At present, our staff need and get the full support and encouragement of the polytechnic to work with local schools on innovative outdoor education programmes, engage with the community in developing the rural healthcare workforce of the future, develop ways to engage and attract young people into the trades that the region so badly needs. I could go on. There are so many examples of exciting initiatives within this organisation.
Most importantly, from a Te Tiriti perspective, it's about meeting our obligations and being accountable to our rununga.
The highly centralised model outlined in the current reform proposal where, for instance, Regional Leadership Groups only have an "advisory'' role runs a real risk of curtailing the innovation and regional responsiveness that is so necessary to make these reforms work.
Effective centralised vocational education systems internationally (and the University of the Highlands and Islands in Scotland is just one example of many) are ones which do provide for regional discretion and leadership where there is a proven track record of success. The system is effective in holding subsidiary providers to account for performance, but at the same time allows them to experiment and innovate with local partners.
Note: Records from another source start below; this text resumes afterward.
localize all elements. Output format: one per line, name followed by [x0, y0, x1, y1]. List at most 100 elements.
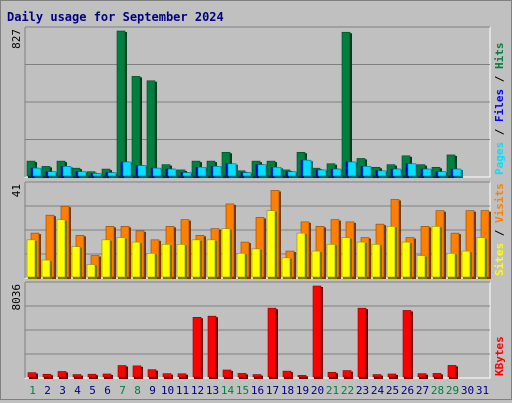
- bar-pages-day-9: [152, 167, 162, 177]
- panel-kbytes: 8036 KBytes: [10, 281, 506, 379]
- bar-sites-day-3: [56, 219, 66, 278]
- x-tick-label: 14: [221, 384, 235, 397]
- bar-sites-day-18: [281, 257, 291, 278]
- x-tick-label: 16: [251, 384, 264, 397]
- bar-sites-day-2: [41, 259, 51, 278]
- bar-pages-day-7: [122, 161, 132, 177]
- bar-sites-day-31: [476, 237, 486, 278]
- panel-visits-sites: 41 Sites / Visits: [10, 181, 506, 279]
- bar-sites-day-5: [86, 264, 96, 278]
- bar-pages-day-2: [47, 171, 57, 177]
- bar-sites-day-9: [146, 253, 156, 278]
- bar-pages-day-1: [32, 167, 42, 177]
- bar-pages-day-10: [167, 168, 177, 177]
- bar-pages-day-22: [347, 161, 357, 177]
- x-tick-label: 18: [281, 384, 294, 397]
- bar-kbytes-day-2: [42, 373, 52, 378]
- x-tick-label: 11: [176, 384, 189, 397]
- bar-kbytes-day-28: [432, 373, 442, 378]
- legend-separator: /: [493, 69, 506, 89]
- bar-kbytes-day-10: [162, 373, 172, 378]
- bar-kbytes-day-7: [117, 365, 127, 378]
- bar-pages-day-27: [422, 168, 432, 177]
- bar-pages-day-19: [302, 159, 312, 177]
- bar-sites-day-15: [236, 253, 246, 278]
- bar-sites-day-24: [371, 244, 381, 278]
- x-tick-label: 31: [476, 384, 489, 397]
- bar-pages-day-17: [272, 166, 282, 177]
- bar-kbytes-day-29: [447, 365, 457, 378]
- bar-pages-day-23: [362, 166, 372, 177]
- bar-kbytes-day-11: [177, 373, 187, 378]
- legend-pages: Pages: [493, 142, 506, 175]
- x-tick-label: 4: [74, 384, 81, 397]
- bar-kbytes-day-12: [192, 317, 202, 378]
- x-tick-label: 6: [104, 384, 111, 397]
- x-tick-label: 9: [149, 384, 156, 397]
- bar-hits-day-8: [131, 76, 141, 177]
- bar-pages-day-21: [332, 168, 342, 177]
- bar-hits-day-9: [146, 80, 156, 177]
- bar-sites-day-26: [401, 241, 411, 278]
- bar-kbytes-day-4: [72, 374, 82, 378]
- legend-files: Files: [493, 89, 506, 122]
- series-legend-kbytes: KBytes: [493, 336, 506, 376]
- bar-sites-day-7: [116, 237, 126, 278]
- bar-kbytes-day-9: [147, 369, 157, 378]
- bar-kbytes-day-24: [372, 374, 382, 378]
- bar-pages-day-29: [452, 168, 462, 177]
- x-tick-label: 10: [161, 384, 174, 397]
- legend-separator: /: [493, 223, 506, 243]
- bar-pages-day-13: [212, 166, 222, 177]
- bar-pages-day-28: [437, 171, 447, 177]
- bar-hits-day-22: [341, 31, 351, 177]
- bar-sites-day-23: [356, 241, 366, 278]
- x-axis: 1 2 3 4 5 6 7 8 9 10 11 12 13 14 15 16 17 18 19 20 21 22 23 24 2…: [29, 384, 489, 397]
- bar-kbytes-day-16: [252, 374, 262, 378]
- x-tick-label: 23: [356, 384, 369, 397]
- x-tick-label: 29: [446, 384, 459, 397]
- bar-kbytes-day-21: [327, 371, 337, 378]
- bar-sites-day-11: [176, 244, 186, 278]
- bar-kbytes-day-3: [57, 371, 67, 378]
- bar-kbytes-day-18: [282, 370, 292, 378]
- bar-pages-day-16: [257, 164, 267, 177]
- bar-sites-day-1: [26, 239, 36, 278]
- bar-shadow: [299, 376, 308, 379]
- bar-kbytes-day-22: [342, 370, 352, 378]
- bar-sites-day-30: [461, 250, 471, 278]
- bar-sites-day-19: [296, 232, 306, 278]
- chart-title: Daily usage for September 2024: [7, 10, 224, 24]
- x-tick-label: 21: [326, 384, 339, 397]
- bar-sites-day-22: [341, 237, 351, 278]
- x-tick-label: 7: [119, 384, 126, 397]
- x-tick-label: 20: [311, 384, 324, 397]
- bar-kbytes-day-23: [357, 307, 367, 378]
- panel-hits-files-pages: 827 Pages / Files / Hits: [10, 26, 506, 178]
- bar-kbytes-day-13: [207, 315, 217, 378]
- y-max-label: 41: [10, 184, 23, 197]
- bar-sites-day-28: [431, 226, 441, 278]
- x-tick-label: 15: [236, 384, 249, 397]
- bar-pages-day-20: [317, 169, 327, 177]
- legend-kbytes: KBytes: [493, 336, 506, 376]
- bar-pages-day-11: [182, 172, 192, 177]
- bar-pages-day-25: [392, 168, 402, 177]
- x-tick-label: 22: [341, 384, 354, 397]
- bar-kbytes-day-14: [222, 369, 232, 378]
- y-max-label: 827: [10, 29, 23, 49]
- x-tick-label: 30: [461, 384, 474, 397]
- x-tick-label: 24: [371, 384, 385, 397]
- chart-panels: 827 Pages / Files / Hits 41 Sites / Visits 8…: [10, 26, 506, 379]
- series-legend-hits-files-pages: Pages / Files / Hits: [493, 43, 506, 176]
- bar-pages-day-26: [407, 163, 417, 177]
- bar-sites-day-13: [206, 239, 216, 278]
- bar-kbytes-day-25: [387, 373, 397, 378]
- bar-kbytes-day-5: [87, 373, 97, 378]
- bar-kbytes-day-26: [402, 310, 412, 378]
- bar-pages-day-4: [77, 171, 87, 177]
- x-tick-label: 1: [29, 384, 36, 397]
- bar-pages-day-24: [377, 170, 387, 177]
One of our professors, Jane Venis, an Ako Aotearoa National Tertiary Teaching Excellence Award winner in 2012 made the point:
"Academic freedom is essential in maintaining the joy and professionalism of educating at tertiary level. Academic freedom allows educators to be creative, innovative and agile to the immediate needs of their communities and learners.''
If these reforms allow some level of earned autonomy for high-performing institutions within a national system, we can continue to actively support the academic freedom of our staff and promulgate good practice locally.
An enabling national framework then allows us to share and promote our good practice nationally and encourages - even requires - us to learn from good practice elsewhere. We will have the opportunity to foster the technical entrepreneurship we need for the future, not just meet today's needs for a skilled labour force.
If Government goes for an over-centralised model it will, inevitably, result in a level of bureaucratic "permission seeking''. This will curtail the ability of local providers to support the joy, innovation and commitment that Jane talks about and will inevitably constrain existing good practice instead of supporting its growth.
It seems to me the choice is a simple one.
Let's recognise that vocational education is not just pre-degree. Yes, alongside this, we do need to rethink the assigned levels of trades qualifications on any new framework.
And, not least, when we do talk about national standards, let's think about the future of the changing economy in New Zealand and talk about capabilities rather than just currently defined competencies.
- Peter Coolbear is an independent consultant in tertiary education and a council member of Otago Polytechnic. Previously, he was foundation national director for Ako Aotearoa, the National Centre for Tertiary Teaching Excellence.